Nachteinsatz auf einer Autobahn­brücke
Wöhler­tal­brücke (BAB A 7) bei Hildesheim


Spannstahlbruchortung auf der Wöhlertalbrücke mit dem REM 350

Die große MobiRem-Messeinheit (REM 350) im Einsatz auf der abgesperrten Fahrbahn

Spannstahl­bruchortung mit dem Remanenz­ma­gne­tismus-Verfahren (Querspann­glieder in der Brücken­platte)

Auftraggeber: Nieder­säch­sische Landes­behörde für Straßenbau und Verkehr
Untersu­chungs­zeitraum: März 2018
Untersuchte Länge: etwa 120 m
Untersuchte Fläche: 720 m² in 2 Tagen

Das Brücken­bauwerk ist als dreifeldrige Spannbeton-Hohlkas­ten­brücke konstruiert und im Jahr 1960 errichtet worden. Der Brücken­überbau besteht aus zwei Teilbau­werken mit einer Gesamtlänge von etwa 125 m und mit jeweils einem 15 m breiten zweizelligen Hohlkasten mit einer Konstruk­ti­onshöhe von 2,20 m.

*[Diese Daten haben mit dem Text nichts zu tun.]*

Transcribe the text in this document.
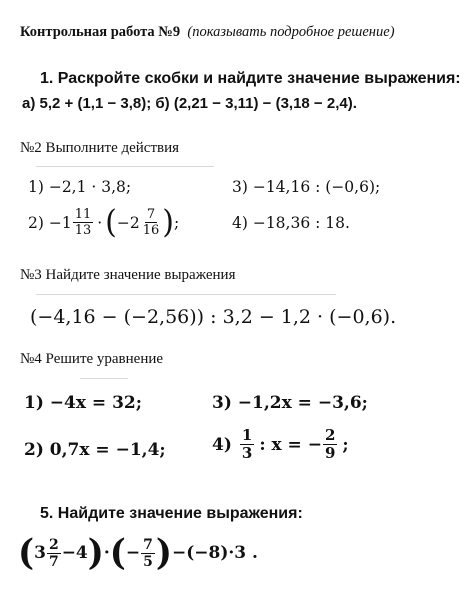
Контрольная работа №9 (показывать подробное решение)
1. Раскройте скобки и найдите значение выражения:
а) 5,2 + (1,1 − 3,8); б) (2,21 − 3,11) − (3,18 − 2,4).
№2 Выполните действия
1) −2,1 · 3,8;	3) −14,16 : (−0,6);
$2) -1 \frac{11}{13}$ · ( $-2 \frac{7}{16}$ ) ;	4) −18,36 : 18.
№3 Найдите значение выражения
(−4,16 − (−2,56)) : 3,2 − 1,2 · (−0,6).
№4 Решите уравнение
1) −4x = 32;	3) −1,2x = −3,6;
2) 0,7x = −1,4;	$4) \frac{1}{3}$ : x = − $\frac{2}{9}$ ;
5. Найдите значение выражения:
( $3 \frac{2}{7} -4$ ) · ( − $\frac{7}{5}$ ) −(−8)·3 .
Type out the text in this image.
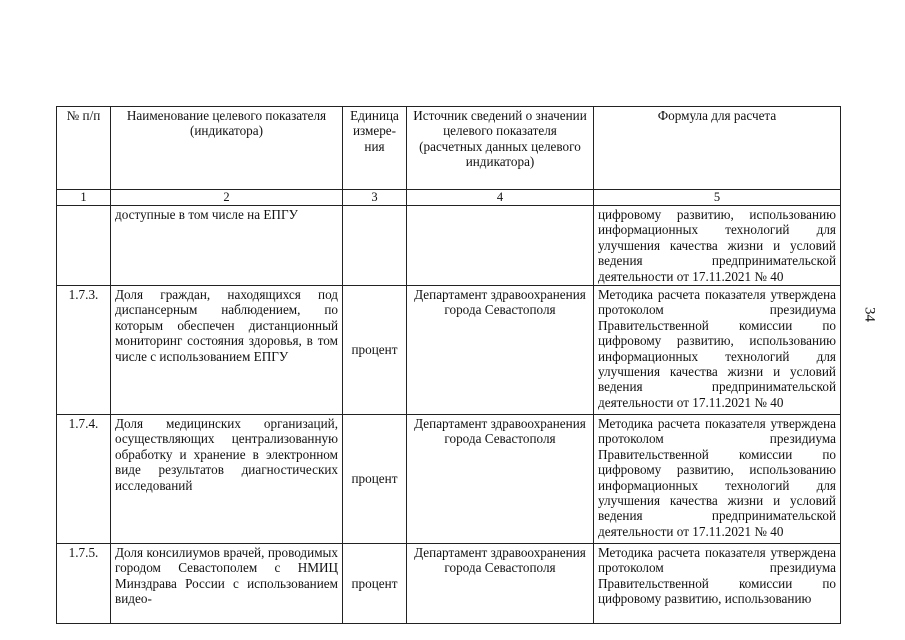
34
№ п/п	Наименование целевого показателя (индикатора)	Единица измере-ния	Источник сведений о значении целевого показателя (расчетных данных целевого индикатора)	Формула для расчета
1	2	3	4	5
	доступные в том числе на ЕПГУ			цифровому развитию, использованию информационных технологий для улучшения качества жизни и условий ведения предпринимательской деятельности от 17.11.2021 № 40
1.7.3.	Доля граждан, находящихся под диспансерным наблюдением, по которым обеспечен дистанционный мониторинг состояния здоровья, в том числе с использованием ЕПГУ	процент	Департамент здравоохранения города Севастополя	Методика расчета показателя утверждена протоколом президиума Правительственной комиссии по цифровому развитию, использованию информационных технологий для улучшения качества жизни и условий ведения предпринимательской деятельности от 17.11.2021 № 40
1.7.4.	Доля медицинских организаций, осуществляющих централизованную обработку и хранение в электронном виде результатов диагностических исследований	процент	Департамент здравоохранения города Севастополя	Методика расчета показателя утверждена протоколом президиума Правительственной комиссии по цифровому развитию, использованию информационных технологий для улучшения качества жизни и условий ведения предпринимательской деятельности от 17.11.2021 № 40
1.7.5.	Доля консилиумов врачей, проводимых городом Севастополем с НМИЦ Минздрава России с использованием видео-	процент	Департамент здравоохранения города Севастополя	Методика расчета показателя утверждена протоколом президиума Правительственной комиссии по цифровому развитию, использованию
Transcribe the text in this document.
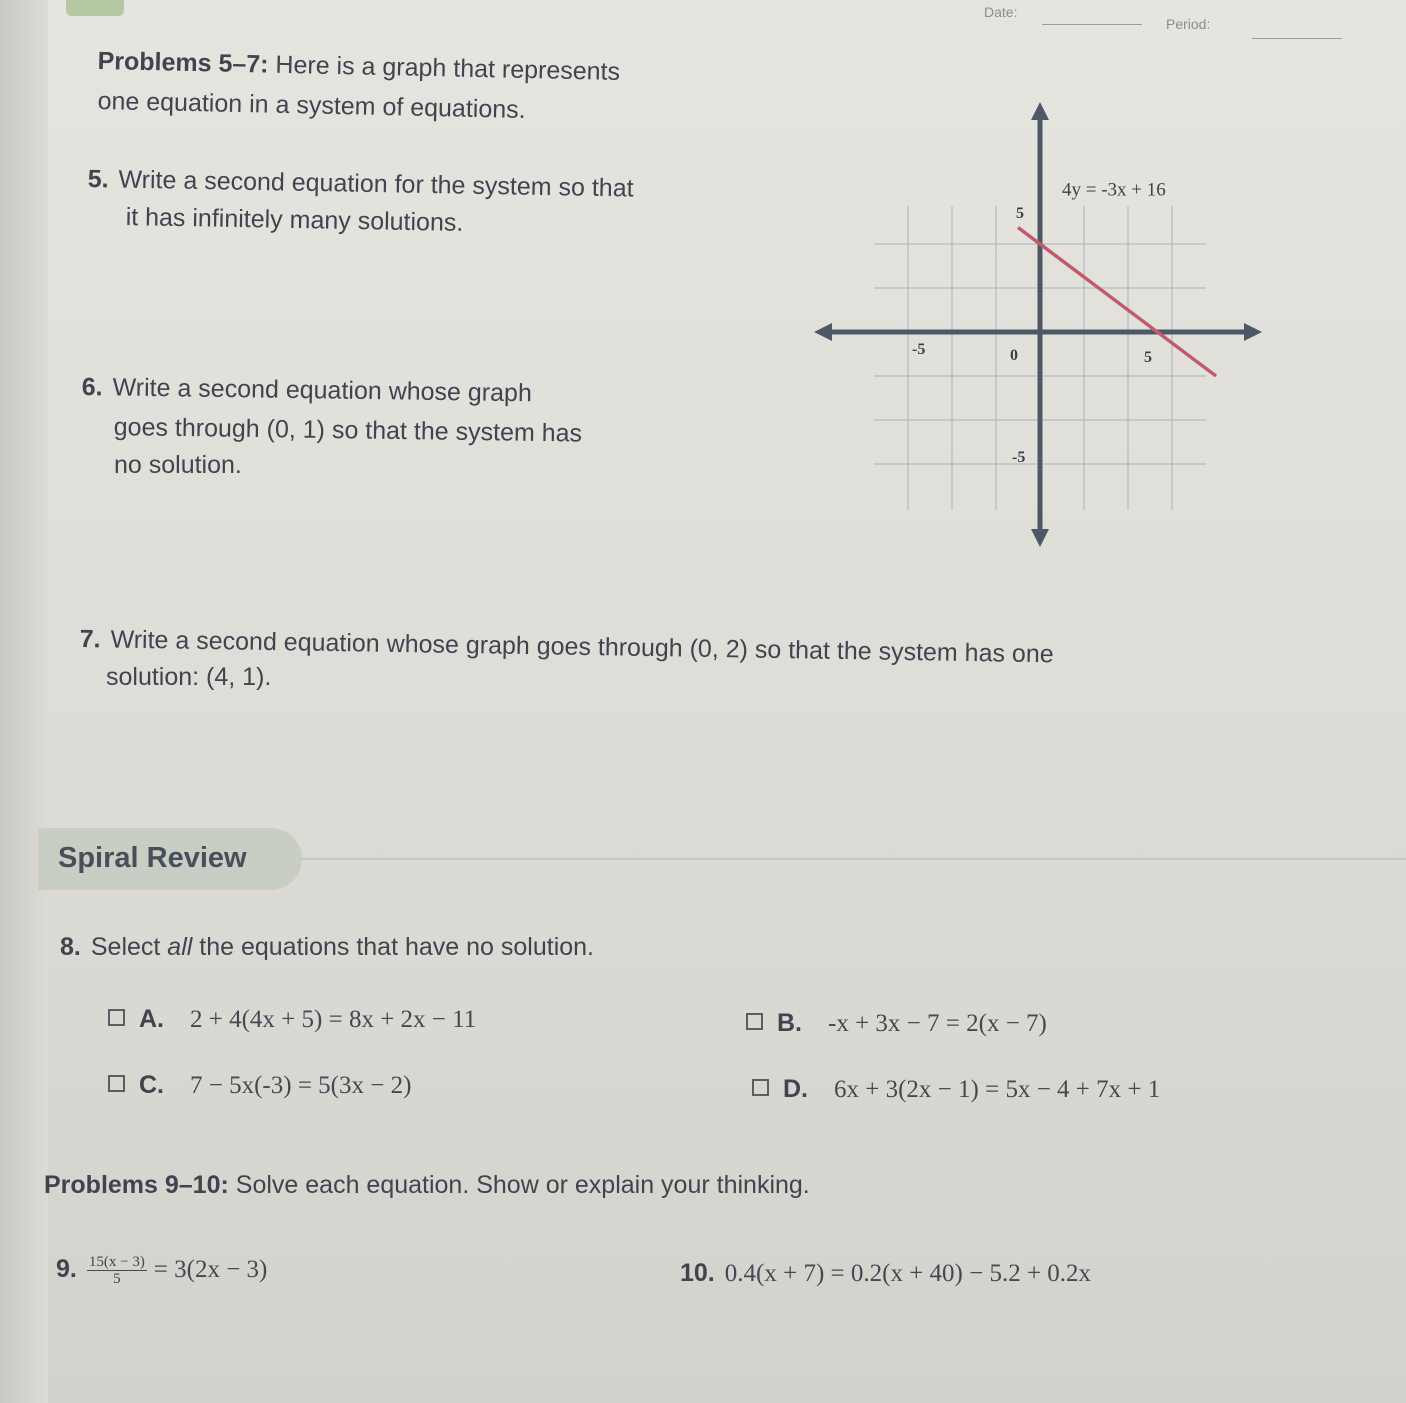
Date:
Period:
Problems 5–7: Here is a graph that represents
one equation in a system of equations.
5. Write a second equation for the system so that
it has infinitely many solutions.
6. Write a second equation whose graph
goes through (0, 1) so that the system has
no solution.
4y = -3x + 16
-5	0	5
5
-5
7. Write a second equation whose graph goes through (0, 2) so that the system has one
solution: (4, 1).
Spiral Review
8. Select all the equations that have no solution.
A. 2 + 4(4x + 5) = 8x + 2x − 11	B. -x + 3x − 7 = 2(x − 7)
C. 7 − 5x(-3) = 5(3x − 2)	D. 6x + 3(2x − 1) = 5x − 4 + 7x + 1
Problems 9–10: Solve each equation. Show or explain your thinking.
9. $\frac{15(x - 3)}{5} = 3(2x - 3)$	10. 0.4(x + 7) = 0.2(x + 40) − 5.2 + 0.2x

Der Überbau ist sowohl in Längsrichtung als auch in Querrichtung mit LEOBA “S 33” vorgespannt.

Für die Brücke wird ein Ersatzneubau errichtet, wobei im Rahmen der ersten Bauphase der gesamte Verkehr von zwei Fahrtrich­tungen auf ein Teilbauwerk mit einer 4+0 Verkehrs­führung geleitet wird. Um die Tragfä­higkeit dieses Teilbauwerks abschätzen zu können, sollte der Zustand der Querspann­glieder in der Fahrbahn­platte zerstö­rungsfrei untersucht werden. Gegenstand der Untersu­chungen waren die Querspann­glieder im Bereich der beiden Kragarme des Teilbauwerks.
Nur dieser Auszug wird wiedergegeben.